Many visitors came, and often they would read to her, yelling the precious words of poems as if they were stockyard announcements. When one spoke the words of George Eliot, Lucy’s thoughts returned half a century to the analysis of Eliot that earned her stature in the cultural life of Providence, and her mind reached forward to her own death and the possibility of existence beyond: “O may I join the choir invisible of those immortal dead who live again in minds made better by their presence: live in pulses stirred to generosity, in deeds of daring rectitude, in scorn for miserable aims that end with self, in thoughts sublime that pierce the night like stars, and with their mild persistence urge man’s search to vaster issues. So to live is heaven: To make undying music in the world, breathing as beauteous order that controls with growing sway the growing life of man.”901

When Lucy returned to Gramercy she said, “I want to go home.” Will chose to interpret this to mean his mother wanted to go to Heaven. “That is just like you to want to go somewhere else just as I have unpacked your trunk,” he replied.902

On Lucy’s eighty-sixth birthday, the ladies who had served with her long before at the Mission Society gathered at Gramercy, and shouted praise into her hearing tube: “And we her friends have felt the greatness of her soul, when as our leader, in the service of the Master, we ministered to those for whom He gave Himself. And happier lived, and served because of her. Thank God for her! Thank God!”903 Harry Burleigh sang Lucy’s favorite melodies in his clear baritone.904

Rushing off to an American Legion meeting, Will asked Lucy for a message to include in his speech, and together they assembled a few words that linked episodes of her long life to the theme of preparedness: “At the end of the Civil War they said no more wars; they said the same at the end of the Spanish American War, and they are saying the same today. Tell the patriotic society and any other body of thinking people that the end is not yet. Be ready.”905

As far back as 1893, she had written: “Our longing is for a country home of our own, accessible to New York, which we can use and control; a house which has a wing fitted up for winter use, to which a tired worker may go for a few days of pure air and quietness.”906 After Will married, they definitely planned to buy a country home, partly to provide healthy summers for Lucy’s grandchildren, and partly to satisfy her longing for a place of peace. But the Great War intervened, and Will’s international responsibilities diverted their attention from this plan.

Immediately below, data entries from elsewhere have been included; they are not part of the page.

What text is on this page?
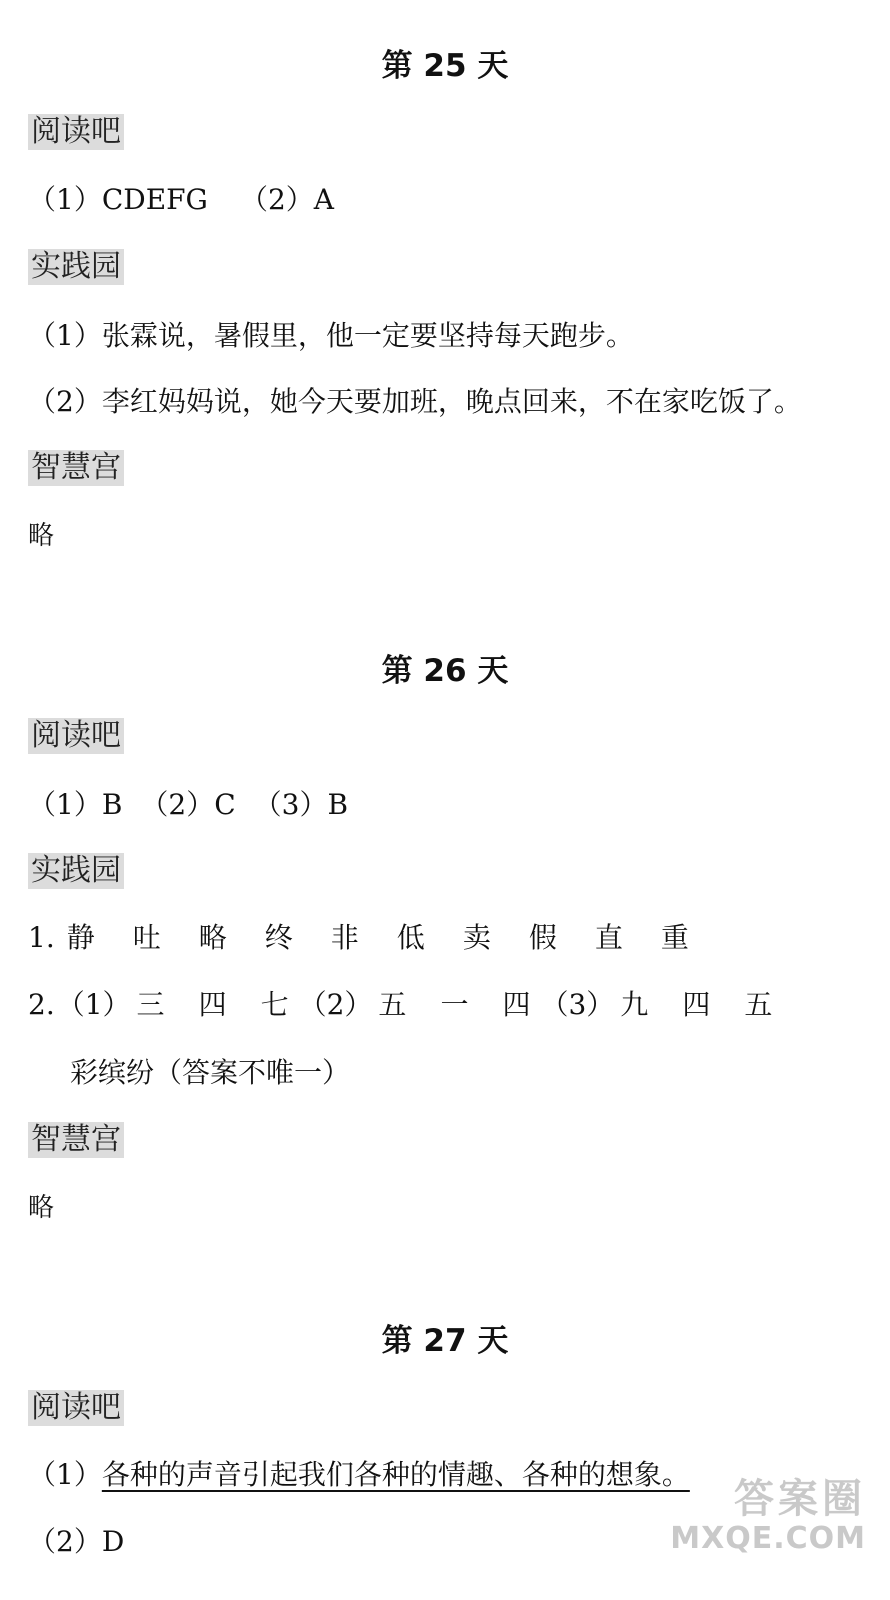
第 25 天
阅读吧
（1）CDEFG （2）A
实践园
（1）张霖说，暑假里，他一定要坚持每天跑步。
（2）李红妈妈说，她今天要加班，晚点回来，不在家吃饭了。
智慧宫
略
第 26 天
阅读吧
（1）B （2）C （3）B
实践园
1. 静 吐 略 终 非 低 卖 假 直 重
2.（1） 三 四 七 （2） 五 一 四 （3） 九 四 五
彩缤纷（答案不唯一）
智慧宫
略
第 27 天
阅读吧
（1）各种的声音引起我们各种的情趣、各种的想象。
（2）D
答案圈
MXQE.COM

On a Friday in the early spring of 1928, Lucy called for her son, and with the greatest difficulty she spoke to him about the country place they had thought about before the war. “I want you to do something for me. I won’t be here very much longer, and want to have a little farm in the country, so that the children can be around me and we can be in closer touch. I want it near enough so that you can come up, and where I can be with June. I want a little house with a view. I cannot see a great deal, but want to see all I can. Have maple trees around it — a typical New England house, white, with green blinds, on a hill, and with some animals.”907

He asked her where she wanted to go, and she recalled a biblical verse that had long ago become one of their favorites. “I want to go to Bethel.” In the thirty-fifth chapter of Genesis, we read: “And God said unto Jacob, Arise, go up to Beth-el, and dwell there: and make there an altar unto God.” Jacob prepared his household, saying, “And let us arise, and go up to Beth-el.”908 Will quoted the paraphrase, “Let us go up unto a place called Bethel and there abide.”

On Sunday, Will and June drove into Connecticut, described Lucy’s wishes to an agent, and inspected various properties. Maple Hill Farm in Bethel was perfect, but it was not for sale. Monday morning Will asked Lucy what sort of a night she had had. “I have not slept a wink.” He asked what was troubling her, and she said, “Nothing. I have been praying all night.” Struggling against her paralysis, she smiled. “We are going to have that place.”